Friday, June 8, 2012

A-Blog Nothing,eh?

This last spring we travelled to Romania, to visit places and see old friends and relatives. And for the first time in my life I had the chance to play the role of the uncle. Uncle Anton. Well, the reality is that my nephew wouldn’t ever call me uncle Anton,  preferring the more casual, while youth infusing version of Anton.


So, asking my nephew how he's doing, he told me that he feels he had enough with his current job and was looking for a new one.  He is 26 years old and hates to live in these uncertain times of an endless economic mess that nobody understands why is still called transition, instead of being labelled "disolution." But who asks him? At his age the life race is on and all you must do is run shoulder to shoulder with the other contenders, jumping from job to job till the end of it all, the big bang called retirement (from work, from life...) In  the process you're buying the luxury to find yourself, to know a bit who you are and what you want, but only occasionally and always after hours or during the week-ends.

My nephew told me he wanted to change his current job for reasons that are common to ninety nine percent of us, and deserve no print space as they are so well known. Looking for a new job when you are young and inexperienced, sitting on the hot seat of the job seeker in front of a few empowered ignorants who are convinced their knowing of people is overpassed only by their fine understanding of the free economic market, trying to have them buy in, selling the "exquisite package of yourself" without having any clue about all those tricks and tips one has to use during an interview, well… That’s quite a task. And perhaps one doomed to failure.

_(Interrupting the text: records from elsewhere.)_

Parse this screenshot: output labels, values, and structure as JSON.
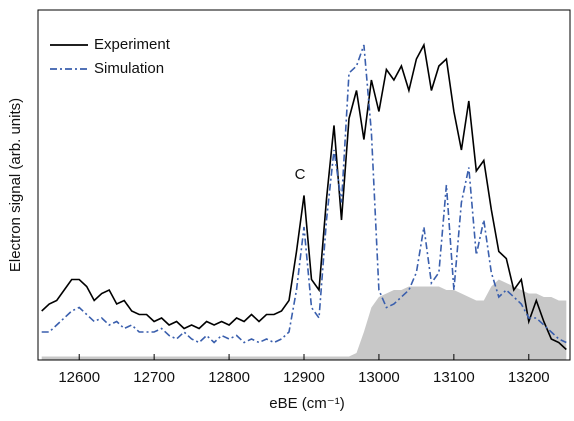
{
  "chart_data": {
    "type": "line",
    "xlabel": "eBE (cm⁻¹)",
    "ylabel": "Electron signal (arb. units)",
    "annotation": "C",
    "x": [
      12550,
      12560,
      12570,
      12580,
      12590,
      12600,
      12610,
      12620,
      12630,
      12640,
      12650,
      12660,
      12670,
      12680,
      12690,
      12700,
      12710,
      12720,
      12730,
      12740,
      12750,
      12760,
      12770,
      12780,
      12790,
      12800,
      12810,
      12820,
      12830,
      12840,
      12850,
      12860,
      12870,
      12880,
      12890,
      12900,
      12910,
      12920,
      12930,
      12940,
      12950,
      12960,
      12970,
      12980,
      12990,
      13000,
      13010,
      13020,
      13030,
      13040,
      13050,
      13060,
      13070,
      13080,
      13090,
      13100,
      13110,
      13120,
      13130,
      13140,
      13150,
      13160,
      13170,
      13180,
      13190,
      13200,
      13210,
      13220,
      13230,
      13240,
      13250
    ],
    "series": [
      {
        "name": "Experiment",
        "color": "#000000",
        "dash": "solid",
        "values": [
          0.14,
          0.16,
          0.17,
          0.2,
          0.23,
          0.23,
          0.21,
          0.17,
          0.19,
          0.2,
          0.16,
          0.17,
          0.14,
          0.13,
          0.13,
          0.11,
          0.12,
          0.1,
          0.11,
          0.09,
          0.1,
          0.09,
          0.11,
          0.1,
          0.11,
          0.1,
          0.12,
          0.11,
          0.13,
          0.11,
          0.13,
          0.13,
          0.14,
          0.17,
          0.31,
          0.47,
          0.23,
          0.2,
          0.46,
          0.67,
          0.4,
          0.69,
          0.77,
          0.63,
          0.8,
          0.71,
          0.83,
          0.8,
          0.84,
          0.77,
          0.86,
          0.9,
          0.77,
          0.84,
          0.86,
          0.71,
          0.6,
          0.74,
          0.54,
          0.57,
          0.43,
          0.31,
          0.29,
          0.2,
          0.23,
          0.11,
          0.17,
          0.11,
          0.06,
          0.05,
          0.03
        ]
      },
      {
        "name": "Simulation",
        "color": "#3a5fad",
        "dash": "dashdot",
        "values": [
          0.08,
          0.08,
          0.1,
          0.12,
          0.14,
          0.15,
          0.13,
          0.11,
          0.12,
          0.1,
          0.11,
          0.09,
          0.1,
          0.08,
          0.08,
          0.08,
          0.09,
          0.07,
          0.06,
          0.08,
          0.06,
          0.05,
          0.07,
          0.05,
          0.07,
          0.06,
          0.07,
          0.05,
          0.06,
          0.05,
          0.06,
          0.05,
          0.06,
          0.08,
          0.2,
          0.38,
          0.15,
          0.12,
          0.4,
          0.6,
          0.45,
          0.82,
          0.84,
          0.9,
          0.65,
          0.2,
          0.15,
          0.16,
          0.18,
          0.2,
          0.25,
          0.38,
          0.22,
          0.25,
          0.5,
          0.2,
          0.45,
          0.55,
          0.3,
          0.4,
          0.25,
          0.18,
          0.2,
          0.18,
          0.16,
          0.12,
          0.12,
          0.1,
          0.08,
          0.06,
          0.05
        ]
      },
      {
        "color": "#c8c8c8",
        "fill": true,
        "values": [
          0.01,
          0.01,
          0.01,
          0.01,
          0.01,
          0.01,
          0.01,
          0.01,
          0.01,
          0.01,
          0.01,
          0.01,
          0.01,
          0.01,
          0.01,
          0.01,
          0.01,
          0.01,
          0.01,
          0.01,
          0.01,
          0.01,
          0.01,
          0.01,
          0.01,
          0.01,
          0.01,
          0.01,
          0.01,
          0.01,
          0.01,
          0.01,
          0.01,
          0.01,
          0.01,
          0.01,
          0.01,
          0.01,
          0.01,
          0.01,
          0.01,
          0.01,
          0.02,
          0.08,
          0.15,
          0.18,
          0.19,
          0.2,
          0.2,
          0.21,
          0.21,
          0.21,
          0.21,
          0.21,
          0.2,
          0.2,
          0.19,
          0.18,
          0.17,
          0.17,
          0.21,
          0.23,
          0.22,
          0.21,
          0.2,
          0.19,
          0.19,
          0.18,
          0.18,
          0.17,
          0.17
        ]
      }
    ],
    "xlim": [
      12545,
      13255
    ],
    "ylim": [
      0,
      1
    ],
    "xticks": [
      12600,
      12700,
      12800,
      12900,
      13000,
      13100,
      13200
    ],
    "legend": "top-left"
  }
}
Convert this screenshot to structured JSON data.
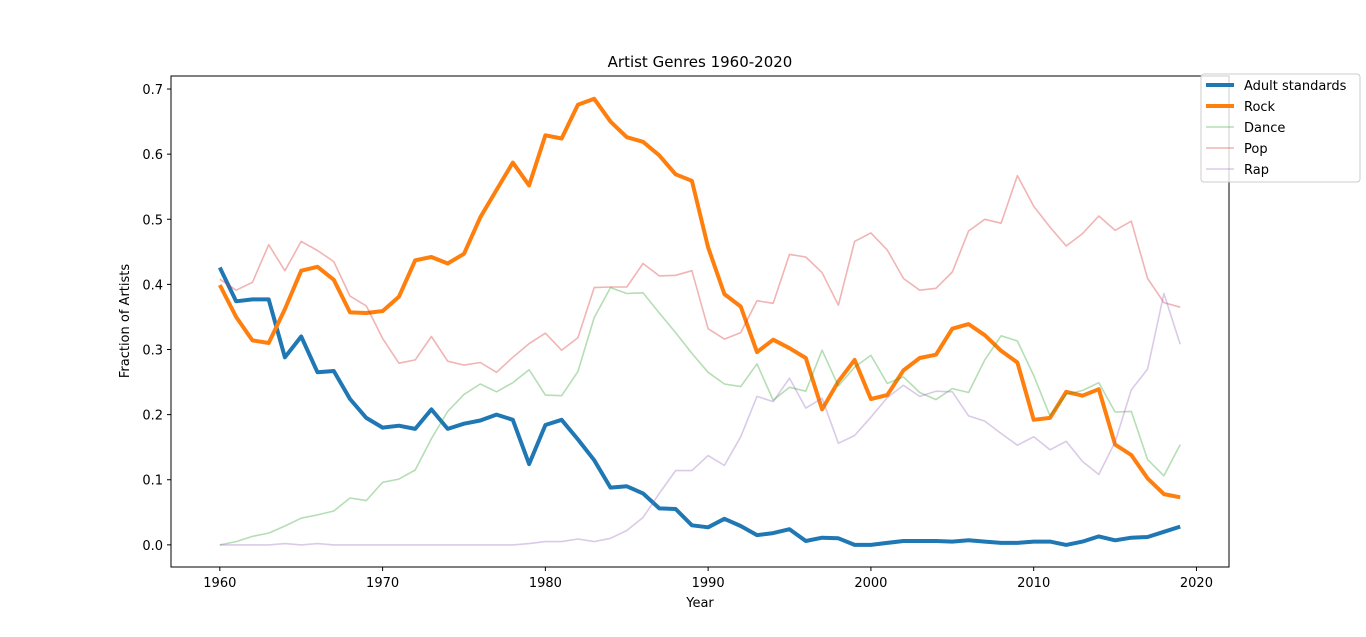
{
  "chart_data": {
    "type": "line",
    "title": "Artist Genres 1960-2020",
    "xlabel": "Year",
    "ylabel": "Fraction of Artists",
    "xlim": [
      1957,
      2022
    ],
    "ylim": [
      -0.034,
      0.72
    ],
    "xticks": [
      1960,
      1970,
      1980,
      1990,
      2000,
      2010,
      2020
    ],
    "xtick_labels": [
      "1960",
      "1970",
      "1980",
      "1990",
      "2000",
      "2010",
      "2020"
    ],
    "yticks": [
      0.0,
      0.1,
      0.2,
      0.3,
      0.4,
      0.5,
      0.6,
      0.7
    ],
    "ytick_labels": [
      "0.0",
      "0.1",
      "0.2",
      "0.3",
      "0.4",
      "0.5",
      "0.6",
      "0.7"
    ],
    "grid": false,
    "legend_position": "top-right outside",
    "x": [
      1960,
      1961,
      1962,
      1963,
      1964,
      1965,
      1966,
      1967,
      1968,
      1969,
      1970,
      1971,
      1972,
      1973,
      1974,
      1975,
      1976,
      1977,
      1978,
      1979,
      1980,
      1981,
      1982,
      1983,
      1984,
      1985,
      1986,
      1987,
      1988,
      1989,
      1990,
      1991,
      1992,
      1993,
      1994,
      1995,
      1996,
      1997,
      1998,
      1999,
      2000,
      2001,
      2002,
      2003,
      2004,
      2005,
      2006,
      2007,
      2008,
      2009,
      2010,
      2011,
      2012,
      2013,
      2014,
      2015,
      2016,
      2017,
      2018,
      2019
    ],
    "series": [
      {
        "name": "Adult standards",
        "color": "#1f77b4",
        "opacity": 1,
        "width": "bold",
        "values": [
          0.426,
          0.374,
          0.377,
          0.377,
          0.288,
          0.32,
          0.265,
          0.267,
          0.224,
          0.195,
          0.18,
          0.183,
          0.178,
          0.208,
          0.178,
          0.186,
          0.191,
          0.2,
          0.192,
          0.124,
          0.184,
          0.192,
          0.162,
          0.13,
          0.088,
          0.09,
          0.079,
          0.056,
          0.055,
          0.03,
          0.027,
          0.04,
          0.029,
          0.015,
          0.018,
          0.024,
          0.006,
          0.011,
          0.01,
          0.0,
          0.0,
          0.003,
          0.006,
          0.006,
          0.006,
          0.005,
          0.007,
          0.005,
          0.003,
          0.003,
          0.005,
          0.005,
          0.0,
          0.005,
          0.013,
          0.007,
          0.011,
          0.012,
          0.02,
          0.028
        ]
      },
      {
        "name": "Rock",
        "color": "#ff7f0e",
        "opacity": 1,
        "width": "bold",
        "values": [
          0.399,
          0.35,
          0.314,
          0.31,
          0.362,
          0.421,
          0.427,
          0.407,
          0.357,
          0.356,
          0.359,
          0.381,
          0.437,
          0.442,
          0.432,
          0.447,
          0.503,
          0.545,
          0.587,
          0.552,
          0.629,
          0.624,
          0.676,
          0.685,
          0.65,
          0.626,
          0.619,
          0.598,
          0.569,
          0.559,
          0.457,
          0.385,
          0.366,
          0.296,
          0.315,
          0.302,
          0.287,
          0.208,
          0.251,
          0.284,
          0.224,
          0.23,
          0.268,
          0.287,
          0.292,
          0.332,
          0.339,
          0.322,
          0.298,
          0.28,
          0.192,
          0.195,
          0.235,
          0.229,
          0.239,
          0.154,
          0.138,
          0.102,
          0.078,
          0.073
        ]
      },
      {
        "name": "Dance",
        "color": "#2ca02c",
        "opacity": 0.35,
        "width": "thin",
        "values": [
          0.0,
          0.005,
          0.013,
          0.018,
          0.029,
          0.041,
          0.046,
          0.052,
          0.072,
          0.068,
          0.096,
          0.101,
          0.115,
          0.163,
          0.205,
          0.231,
          0.247,
          0.235,
          0.249,
          0.269,
          0.23,
          0.229,
          0.266,
          0.349,
          0.395,
          0.386,
          0.387,
          0.356,
          0.326,
          0.294,
          0.265,
          0.247,
          0.243,
          0.278,
          0.222,
          0.242,
          0.236,
          0.299,
          0.244,
          0.273,
          0.291,
          0.248,
          0.258,
          0.234,
          0.223,
          0.24,
          0.234,
          0.284,
          0.321,
          0.313,
          0.26,
          0.198,
          0.231,
          0.237,
          0.249,
          0.204,
          0.205,
          0.131,
          0.106,
          0.154
        ]
      },
      {
        "name": "Pop",
        "color": "#d62728",
        "opacity": 0.35,
        "width": "thin",
        "values": [
          0.408,
          0.391,
          0.403,
          0.461,
          0.421,
          0.466,
          0.452,
          0.435,
          0.382,
          0.367,
          0.317,
          0.279,
          0.284,
          0.32,
          0.282,
          0.276,
          0.28,
          0.265,
          0.288,
          0.309,
          0.325,
          0.299,
          0.318,
          0.395,
          0.396,
          0.396,
          0.432,
          0.413,
          0.414,
          0.421,
          0.332,
          0.316,
          0.326,
          0.375,
          0.371,
          0.446,
          0.442,
          0.418,
          0.368,
          0.466,
          0.479,
          0.453,
          0.409,
          0.391,
          0.394,
          0.419,
          0.482,
          0.5,
          0.494,
          0.567,
          0.52,
          0.488,
          0.459,
          0.478,
          0.505,
          0.483,
          0.497,
          0.409,
          0.372,
          0.365
        ]
      },
      {
        "name": "Rap",
        "color": "#9467bd",
        "opacity": 0.35,
        "width": "thin",
        "values": [
          0.0,
          0.0,
          0.0,
          0.0,
          0.002,
          0.0,
          0.002,
          0.0,
          0.0,
          0.0,
          0.0,
          0.0,
          0.0,
          0.0,
          0.0,
          0.0,
          0.0,
          0.0,
          0.0,
          0.002,
          0.005,
          0.005,
          0.009,
          0.005,
          0.01,
          0.022,
          0.042,
          0.079,
          0.114,
          0.114,
          0.137,
          0.122,
          0.166,
          0.228,
          0.22,
          0.256,
          0.21,
          0.225,
          0.156,
          0.168,
          0.196,
          0.226,
          0.245,
          0.228,
          0.236,
          0.235,
          0.198,
          0.19,
          0.171,
          0.153,
          0.166,
          0.146,
          0.159,
          0.128,
          0.108,
          0.158,
          0.238,
          0.27,
          0.386,
          0.308
        ]
      }
    ]
  }
}
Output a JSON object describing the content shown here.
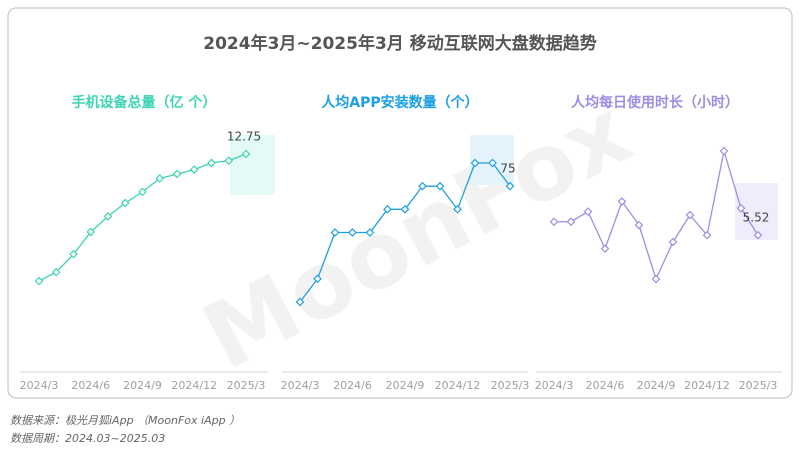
{
  "title": "2024年3月~2025年3月 移动互联网大盘数据趋势",
  "watermark": "MoonFox",
  "footnotes": [
    "数据来源：极光月狐iApp （MoonFox iApp ）",
    "数据周期：2024.03~2025.03"
  ],
  "chart_data": [
    {
      "type": "line",
      "title": "手机设备总量（亿 个）",
      "color": "#3dd4b4",
      "categories": [
        "2024/3",
        null,
        null,
        "2024/6",
        null,
        null,
        "2024/9",
        null,
        null,
        "2024/12",
        null,
        null,
        "2025/3"
      ],
      "values": [
        12.18,
        12.22,
        12.3,
        12.4,
        12.47,
        12.53,
        12.58,
        12.64,
        12.66,
        12.68,
        12.71,
        12.72,
        12.75
      ]
    },
    {
      "type": "line",
      "title": "人均APP安装数量（个）",
      "color": "#1d9fe3",
      "categories": [
        "2024/3",
        null,
        null,
        "2024/6",
        null,
        null,
        "2024/9",
        null,
        null,
        "2024/12",
        null,
        null,
        "2025/3"
      ],
      "values": [
        70,
        71,
        73,
        73,
        73,
        74,
        74,
        75,
        75,
        74,
        76,
        76,
        75
      ]
    },
    {
      "type": "line",
      "title": "人均每日使用时长（小时）",
      "color": "#9d8ee3",
      "categories": [
        "2024/3",
        null,
        null,
        "2024/6",
        null,
        null,
        "2024/9",
        null,
        null,
        "2024/12",
        null,
        null,
        "2025/3"
      ],
      "values": [
        5.56,
        5.56,
        5.59,
        5.48,
        5.62,
        5.55,
        5.39,
        5.5,
        5.58,
        5.52,
        5.77,
        5.6,
        5.52
      ]
    }
  ]
}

One quiet afternoon, while listening to him going passionately through his routine stories about “he asked me that, then I said that, then he replied that” an idea popped up in my head: What if I start sharing with him a bit from my own experience going to many, many interviews? What if I open the protected safe of my learnings in a process where so many times I leaped from ecstasy to embarrassment in a matter of seconds? One led to another and in half an hour I was telling him how my work environment is organized, how we do things and what the people who hired me expect from me. And on and on the story goes. While progressing with my "on-fly" yarn I noticed on his face the increasing interest that my nephew displayed. In the end he confessed that what I told him was sooo cool, that nobody ever shared with him the "hiring tricks" I was so cognisant of (albeit not so highly successful in using them myself), and that our chat was an eye-opener for him. From the way he was talking I could feel that my nephew had already promoted me to the private rank of a job market guru.

In situations like that, my sense of fairness kicks in sharply, like the pain of a bee's sting: I didn't really find that what I told him was cool, and I couldn't shrug off the feeling that my nephew was overrating me. I never felt an expert in anything else than my allergies. All I had shared with him was based on my day by day experience accumulated, true, in many years of working out there, in the large confinements of the Canadian worko-sphere, how I like to call it. And apparently what was common sense for me, it was revelation for him.

On a second thought I realized that this is, after all, one of the advantages you get once you get older. You must have a few advantages too, beside the bunch of continuous annoyances coming from deteriorating health, lower physical strength, waning interest in the main stream excitement, and the list can continue in a highly personalized manner, of course. This is the advantage of seeing the simplicity in things and situations that are wrapped in a shred of made-up complexity and overpriced for those who can afford the least: the youth.

From that epiphany to this blog was only one step. Yeah, yeah, sure you’re tempted to use the overused clichés and say it (just say it, I want to hear it one more time!): “One small step for a man, a big step for blah-blah-blah…” This final twist is a sure sign that this blog is not going to be a totally serious and totally dry thing, like all those stiff books and academic articles covering the topics of job market dynamics, interviewing process, change management, structure of workplace, etc. Books and articles written by folks who seem to not have spent a single day in a real workplace. Authors who are fresh from school and try to convert their final year thesis into a successful blockbuster. No, this blog is going to be a collection of funny dissertations about nothing in special, about everything in general. That’s why I named it “a-blog nothing” using a homonym I found appealing, and then I restricted his area of ideological roaming to the "little workplace" which is exactly the space that most of us spend their lives in.

This blog is going to be more like an invitation to free up their frustrations, their revelations, their success stories sent to those who will have nothing better to do with their time than to read it. But regardless of who’s going to read it, comment it, or simply ignore it, this is my gift to my two boys and my two niblings. I do not have a fat financial cat to bestow on you, guys, I do not have fame to capitalize your lives on, I haven't even been a great role model to inspire and energize through his mere presence. All I have are a bunch of life-time experiences from the workplace, that I'm willing to share with you. Hoping that someday, somehow could be of help to someone, who knows... And because there is a slim chance that this could become reality, I need to record them somewhere. On this blog. This “a-blog nothing”…blog.